Eight of 10 hospital leaders believe the future of healthcare could be significantly improved through the use of predictive analytics, yet only 31 percent of hospitals have used the technology for more than a year, according to a recent Health Catalyst survey.
Of the respondents, 19 percent said they have no plans to use predictive analytics tools. The results of a survey of 136 hospital and health system executives indicate there are significant hurdles to the adoption of predictive analytics. Respondents included 34 CEOs, 18 chief financial officers, 26 chief information and chief medical information officers and a variety of other executive and departmental leadership roles.
The survey findings indicate there is strong demand for predictive analytics technology among hospital leaders as, indication to the 31 percent of respondents who are already using it, 38 percent of respondents said they plan to adopt predictive analytics within the next three years, and most of those are smaller and regional hospitals. In addition, 14 percent said they plan to adopt predictive analytics technology in the next 12 months.
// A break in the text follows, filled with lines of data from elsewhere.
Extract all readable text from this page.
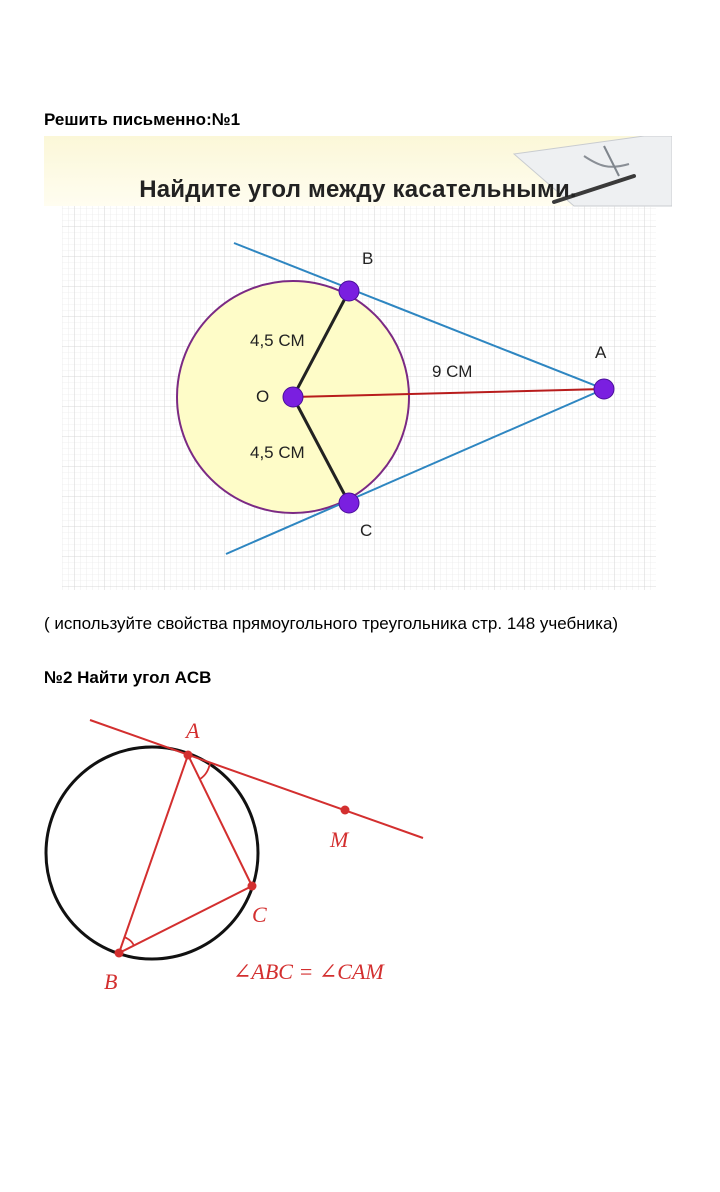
Решить письменно:№1
B
A
O
C
4,5 СМ
4,5 СМ
9 СМ
Найдите угол между касательными.
( используйте свойства прямоугольного треугольника стр. 148 учебника)
№2 Найти угол ACB
A
M
C
B	∠ABC = ∠CAM
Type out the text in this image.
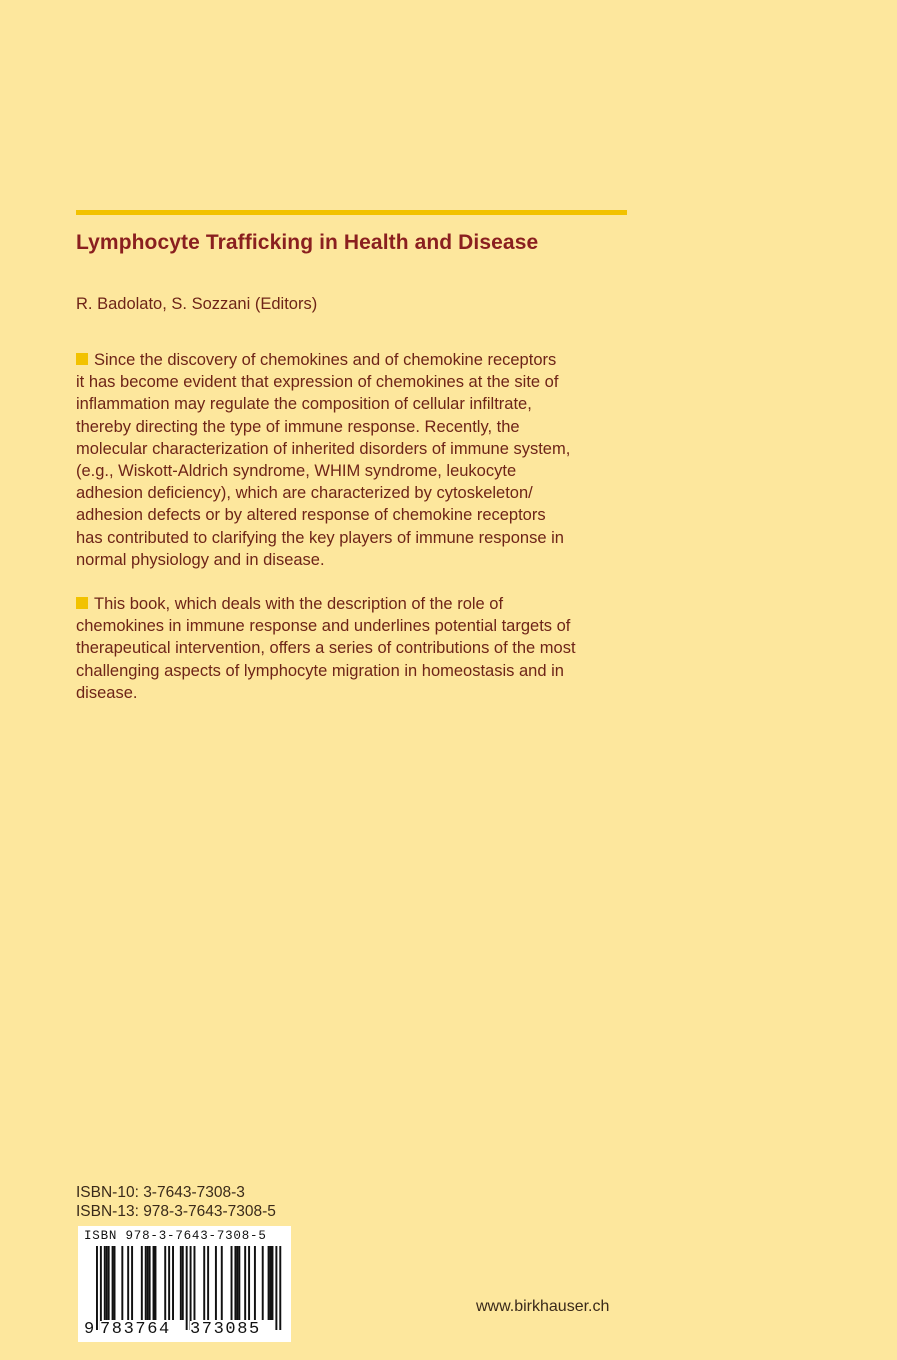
Lymphocyte Trafficking in Health and Disease
R. Badolato, S. Sozzani (Editors)
Since the discovery of chemokines and of chemokine receptors
it has become evident that expression of chemokines at the site of
inflammation may regulate the composition of cellular infiltrate,
thereby directing the type of immune response. Recently, the
molecular characterization of inherited disorders of immune system,
(e.g., Wiskott-Aldrich syndrome, WHIM syndrome, leukocyte
adhesion deficiency), which are characterized by cytoskeleton/
adhesion defects or by altered response of chemokine receptors
has contributed to clarifying the key players of immune response in
normal physiology and in disease.
This book, which deals with the description of the role of
chemokines in immune response and underlines potential targets of
therapeutical intervention, offers a series of contributions of the most
challenging aspects of lymphocyte migration in homeostasis and in
disease.
ISBN-10: 3-7643-7308-3
ISBN-13: 978-3-7643-7308-5
ISBN 978-3-7643-7308-5
9 783764 373085
www.birkhauser.ch
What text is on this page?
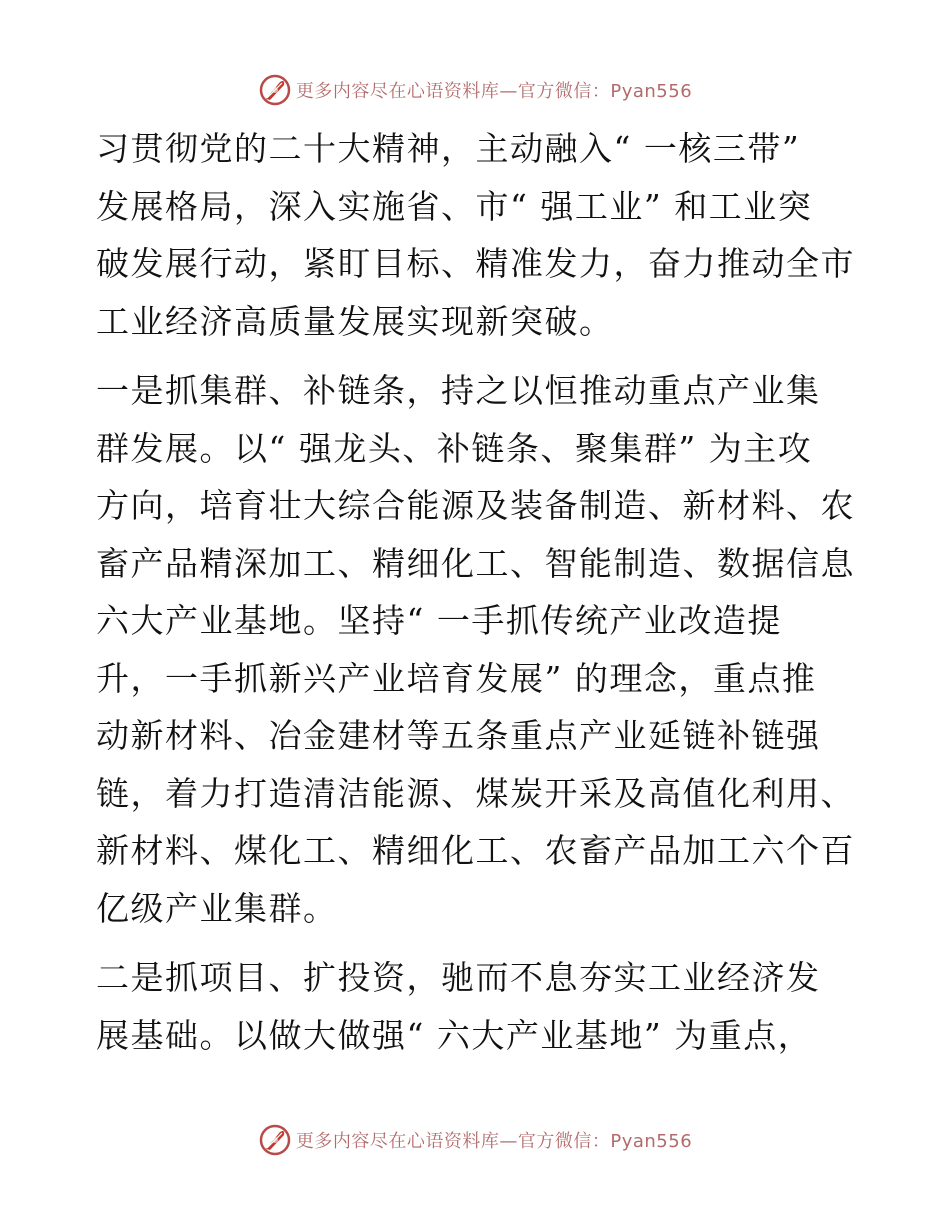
更多内容尽在心语资料库—官方微信：Pyan556

习贯彻党的二十大精神，主动融入“ 一核三带”
发展格局，深入实施省、市“ 强工业” 和工业突
破发展行动，紧盯目标、精准发力，奋力推动全市
工业经济高质量发展实现新突破。

一是抓集群、补链条，持之以恒推动重点产业集
群发展。以“ 强龙头、补链条、聚集群” 为主攻
方向，培育壮大综合能源及装备制造、新材料、农
畜产品精深加工、精细化工、智能制造、数据信息
六大产业基地。坚持“ 一手抓传统产业改造提
升，一手抓新兴产业培育发展” 的理念，重点推
动新材料、冶金建材等五条重点产业延链补链强
链，着力打造清洁能源、煤炭开采及高值化利用、
新材料、煤化工、精细化工、农畜产品加工六个百
亿级产业集群。

二是抓项目、扩投资，驰而不息夯实工业经济发
展基础。以做大做强“ 六大产业基地” 为重点，

更多内容尽在心语资料库—官方微信：Pyan556
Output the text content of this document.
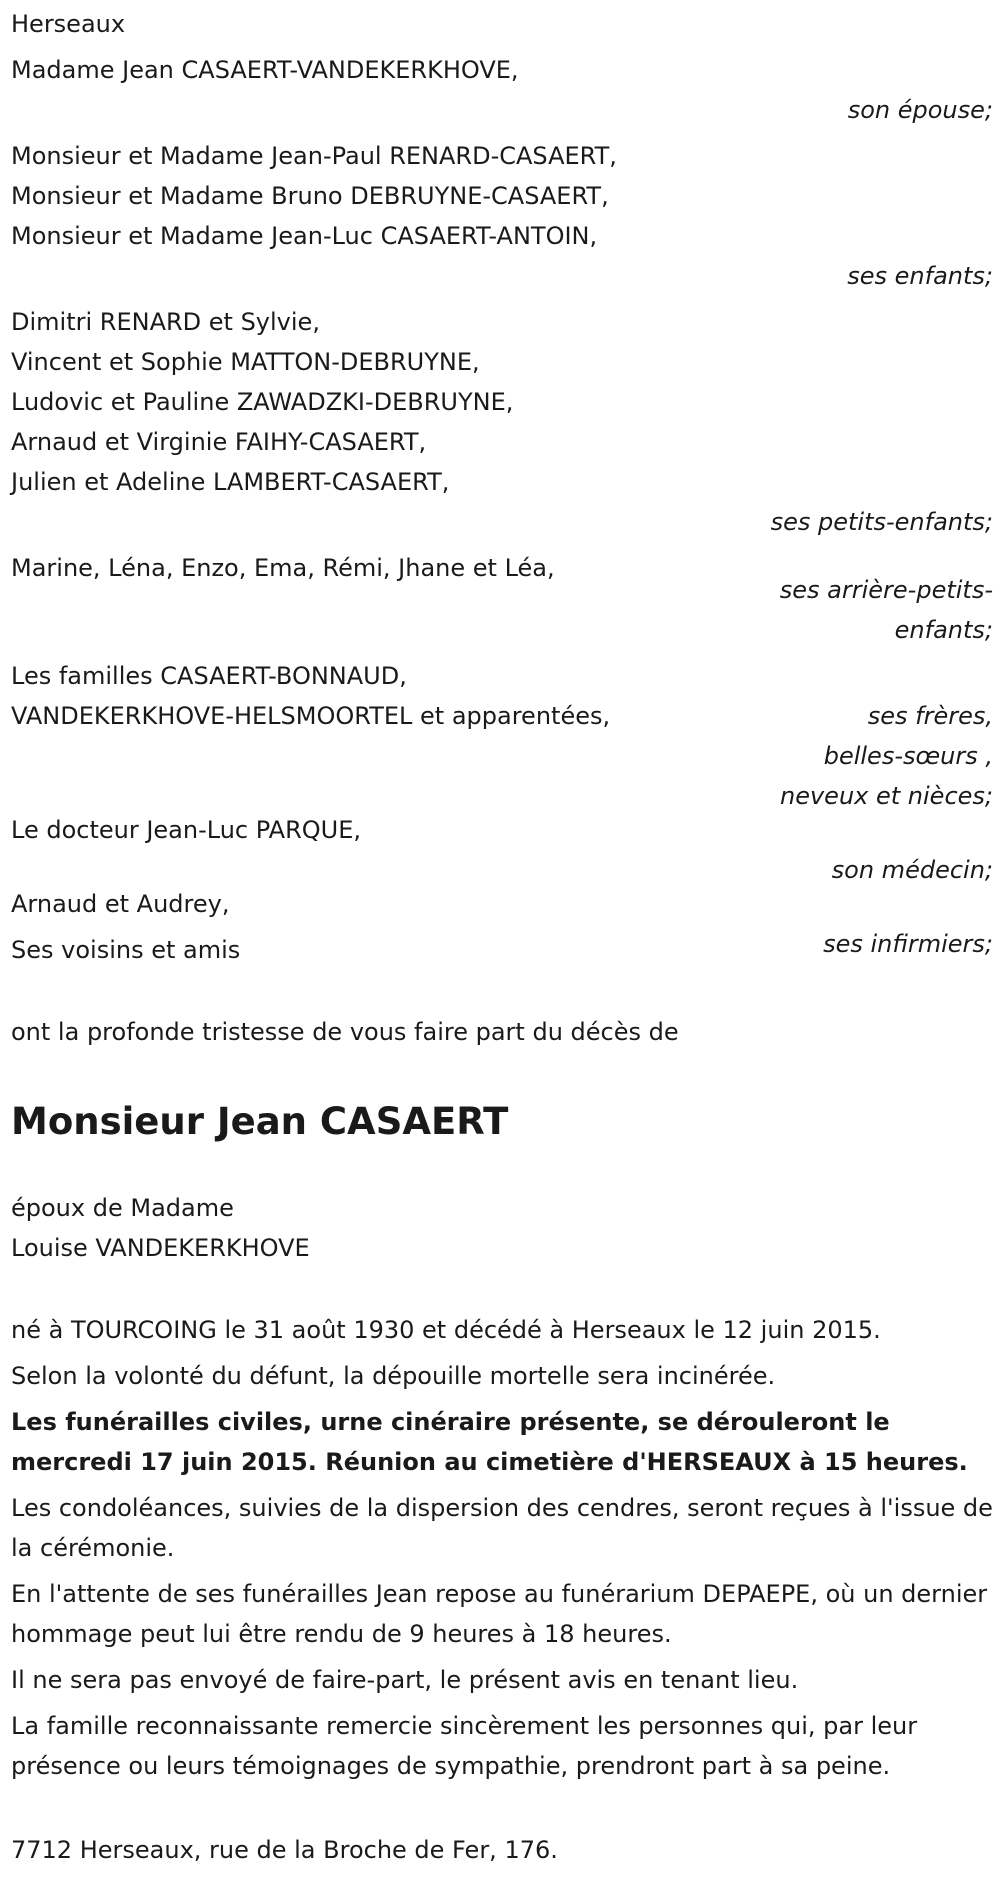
Herseaux
Madame Jean CASAERT-VANDEKERKHOVE,
son épouse;
Monsieur et Madame Jean-Paul RENARD-CASAERT,
Monsieur et Madame Bruno DEBRUYNE-CASAERT,
Monsieur et Madame Jean-Luc CASAERT-ANTOIN,
ses enfants;
Dimitri RENARD et Sylvie,
Vincent et Sophie MATTON-DEBRUYNE,
Ludovic et Pauline ZAWADZKI-DEBRUYNE,
Arnaud et Virginie FAIHY-CASAERT,
Julien et Adeline LAMBERT-CASAERT,
ses petits-enfants;
Marine, Léna, Enzo, Ema, Rémi, Jhane et Léa,
ses arrière-petits-
enfants;
Les familles CASAERT-BONNAUD,
VANDEKERKHOVE-HELSMOORTEL et apparentées,	ses frères,
belles-sœurs ,
neveux et nièces;
Le docteur Jean-Luc PARQUE,
son médecin;
Arnaud et Audrey,
ses infirmiers;
Ses voisins et amis
ont la profonde tristesse de vous faire part du décès de
Monsieur Jean CASAERT
époux de Madame
Louise VANDEKERKHOVE
né à TOURCOING le 31 août 1930 et décédé à Herseaux le 12 juin 2015.
Selon la volonté du défunt, la dépouille mortelle sera incinérée.
Les funérailles civiles, urne cinéraire présente, se dérouleront le mercredi 17 juin 2015. Réunion au cimetière d'HERSEAUX à 15 heures.
Les condoléances, suivies de la dispersion des cendres, seront reçues à l'issue de la cérémonie.
En l'attente de ses funérailles Jean repose au funérarium DEPAEPE, où un dernier hommage peut lui être rendu de 9 heures à 18 heures.
Il ne sera pas envoyé de faire-part, le présent avis en tenant lieu.
La famille reconnaissante remercie sincèrement les personnes qui, par leur présence ou leurs témoignages de sympathie, prendront part à sa peine.
7712 Herseaux, rue de la Broche de Fer, 176.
However, 11 percent of respondents said they are unsure whether they will use it in the future or not, in addition to the 19 percent who said they have no plans to use it.
Hospital leaders seem to be faced with budget challenges with regard to allocate significant resources to their predictive analytics efforts. Of the hospitals who plan to adopt predictive analytics, 37 percent are committing or plan to commit one to three people to the task of leveraging analytics for predictions and only 8 percent said they would allocate more than four people to that role. Another one-third of respondents they were unsure how many people they would have work in the area.
Hospital leaders, both users of predictive analytics and non-users, cited the lack of appropriate data or tools and infrastructure as the top barrier to adoption. According to the survey, 32 percent of respondents cited this factor as a barrier. Healthcare organizations must have access to trusted sources of data aggregated from multiple systems, such has electronic health records and financial systems, as well as analytics applications in order to produce reliable predictions of costly problems such as preventable readmissions and patient downturns and then drive the predictive analytics data to frontline staff.
According to 26 percent of survey respondents, a lack of trained personnel and skills is the second most significant barrier to adoption and 20 percent said a lack of executive support or budget was a hurdle to adopting and implementing predictive analytics.
Generally, predictive analytics is viewed as a population health tool that can help providers stay one step ahead of costly problems like preventable readmissions, patient downturns and contracts with insurers that pay less than the cost of providing care. Among the respondents, 58 percent, including current users of predictive analytics and prospective users, generally agreed the top priority for its use is to alert caregivers to interventions that may prevent health declines among high-risk patients.
Asked to name other priorities for the use of the technology, 52 percent of respondents cited predicting financial outcomes, such as patient cost or likelihood of patients to pay their bills, and 42 percent cited improving the ability of providers to negotiate contracts with insurers.
Other priorities for predictive analytics identified by survey takers were projecting patient health outcomes and satisfaction (38 percent) and improving the quality of diagnoses (33 percent). Only 27 percent of respondents cited used predictive analytics for forecasting of staffing and supply chain needs.
The majority of respondents (80 percent) plan to use clinical data from the EHR as the top data source for predictive analytics, but tied for second as important data sources were claims data and patient outcomes data, as both were selected by half (53 percent) of survey takers. Half of respondents also selected financial data as an important data source, followed by non-medical patient demographics (22 percent) and patient satisfaction data (21 percent).
While predictive analytics is a young technology, confidence in the accuracy of the technology is quite high, as respondents’ confidence ranged from neutral to very strong. Only 2 percent said the technology produces inaccurate results.
“Overall, the survey findings point to a growing need within the provider community for solutions that help to identify long-term rising-risk patients who are on their way to becoming high-cost consumers of heath care,” Levi Thatcher, director of data science at Health Catalyst. “With an ever greater light being cast on system-wide inefficiencies, providers are hungry for analytics that will help them identify and treat these patients before their health deteriorates, both improving their lives and reducing needless spending across the system.”